Loin des pampas parcourues de pittoresques gauchos, loin de la Patagonie fascinante et désolée, le Paraná n’a guère retenu l’attention des écrivains-voyageurs.
C’est pourtant l’un des plus grands fleuves du monde dont l’embouchure, à la hauteur de Buenos Aires, forme une véritable plaine liquide, un dédale hérissé de bras latéraux et d’affluents, constellé de marécages, d’îles et de bancs de sable à la topographie mouvante. C’est là, dans ce delta qu’il connaissait bien, qu’Haroldo Conti situa son premier roman, paru en 1962 et qui fit d’emblée de lui l’une des figures les plus prometteuses de la nouvelle littérature argentine. Nul n’aura jamais su dire aussi bien la subtilité des lumières et des humeurs de cette fausse mer aux allures de Camargue lointaine, toute en douceurs traîtresses. Car le fleuve, nourricier le plus souvent, splendide pour qui sait vivre à son rythme, couve aussi parfois de mauvaises pensées dont les hommes qui l’habitent, sensibles à ses harmoniques, se font volontiers les exécutants. Boga est l’un d’eux. Né du fleuve, sans passé ni avenir, il vagabonde au gré de ses méandres depuis la mort de son patron, sans autre volonté que celle du courant qui le porte, accordé à la note basse de sa lente respiration. Et c’est en dormeur éveillé, incapable d’influer sur le cours des choses, qu’il se laisse entraîner au péril de sa vie dans une affaire de contrebandiers.

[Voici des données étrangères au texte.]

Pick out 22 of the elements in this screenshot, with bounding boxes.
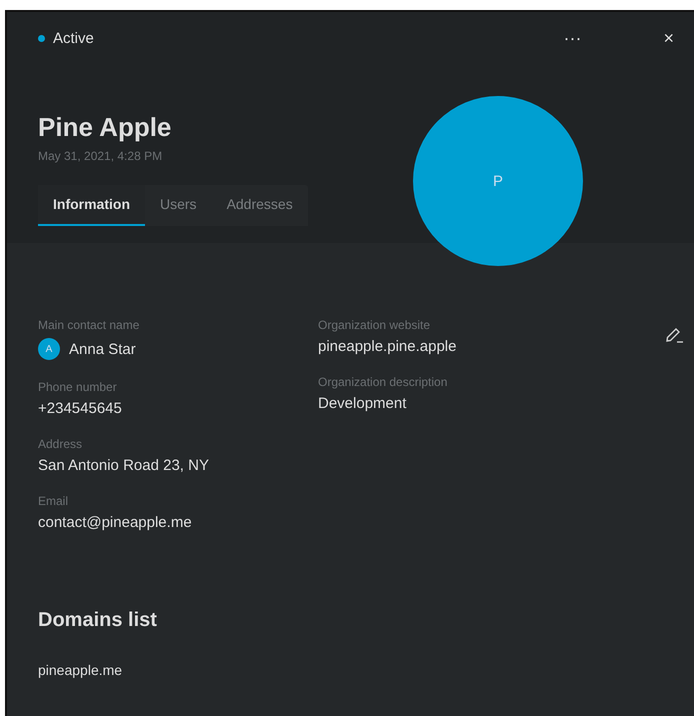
field-label: Phone number: [38, 380, 118, 394]
section-title: Domains list: [38, 609, 158, 632]
field-value: pineapple.pine.apple: [318, 338, 456, 355]
contact-avatar: A: [38, 338, 60, 360]
field-label: Organization description: [318, 375, 448, 389]
field-value: Development: [318, 395, 406, 412]
status-label: Active: [53, 30, 94, 46]
close-button[interactable]: ×: [657, 28, 680, 48]
date-label: May 31, 2021, 4:28 PM: [38, 149, 164, 163]
field-value: San Antonio Road 23, NY: [38, 457, 209, 474]
field-label: Address: [38, 437, 84, 451]
field-value: contact@pineapple.me: [38, 514, 192, 531]
field-label: Email: [38, 494, 70, 508]
field-value: +234545645: [38, 400, 122, 417]
field-label: Organization website: [318, 318, 432, 332]
field-label: Main contact name: [38, 318, 140, 332]
organization-title: Pine Apple: [38, 112, 172, 143]
more-button[interactable]: ···: [558, 28, 588, 48]
field-value: Anna Star: [69, 340, 136, 358]
tab[interactable]: Addresses: [212, 185, 308, 226]
tab[interactable]: Users: [145, 185, 212, 226]
domain-item: pineapple.me: [38, 662, 124, 678]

Il en mourra, et le fleuve, en recueillant son cadavre, ne fera que reprendre son bien.
Partant de ce héros camusien, les critiques, jamais avares d’étiquettes, ont pu faire de Sudeste une sorte d’Étranger latino-américain, existentialiste à sa façon et symbolique d’on ne sait quelle condition humaine. Plus prosaïquement, on se contentera de s’y plonger sans a priori mais corps et biens – à la façon de l’indéchiffrable Boga – pour mieux en apprécier la rumeur sourde et les molles ondulations, l’âpreté parfois et jusqu’à ce petit goût de vase qui fait toute la différence. Et l’on en sortira trempé, certes, mais ravis de retrouver Haroldo Conti sur ce terrain spongieux.
À peine le temps de sécher et L’Atinoir, d’un nouveau coup de boutoir dans le riche terreau des littératures sud-américaines, faisait coup double en mettant au jour En vie, initialement paru en 1971 et lui aussi inédit en français.
Si le fleuve s’y efface au profit de Buenos Aires et de ses environs, il n’en est pas moins présent dans la façon dont le très apathique protagoniste se laisse lui aussi porter par le courant. Pigiste impécunieux, mari sans zèle et père douteux, Oreste va de bringue en bringue, traversé de sensations indiscriminées dont les notations abondent : lumières, reflets, couleurs, musiques, effluves... forment autour de lui une géométrie fascinante et presque abstraite, une sorte d’exosquelette qui le tient debout au long de ses mornes semaines, en attendant les potes et les samedis dans les guinguettes au bord du fleuve. Seule la rencontre d’une femme, à la faveur d’une solide gueule de bois, lui permettra de sortir de l’ornière pour prendre un nouveau départ tandis que s’éloignent la famille, la jeunesse et les copains.
Truculent et mélancolique à la fois, En vie sera donc le roman de l’entre-deux-âges, celui de ces quarante piges où, paupière lourde et langue chargée, on fait encore semblant d’y croire, avant de se rendre aux miroirs. S’il n’annonce pas encore la tendre fantaisie de la Balade du peuplier carolin et de Mascaró, chasseur des Amériques, chefs d’œuvre incontestés de Conti, nul autre titre, en tout cas, ne pouvait mieux servir d’adieu fraternel à celui dont on ne connaît pas même la date exacte de décès, parmi les milliers de « disparus » de la dictature argentine.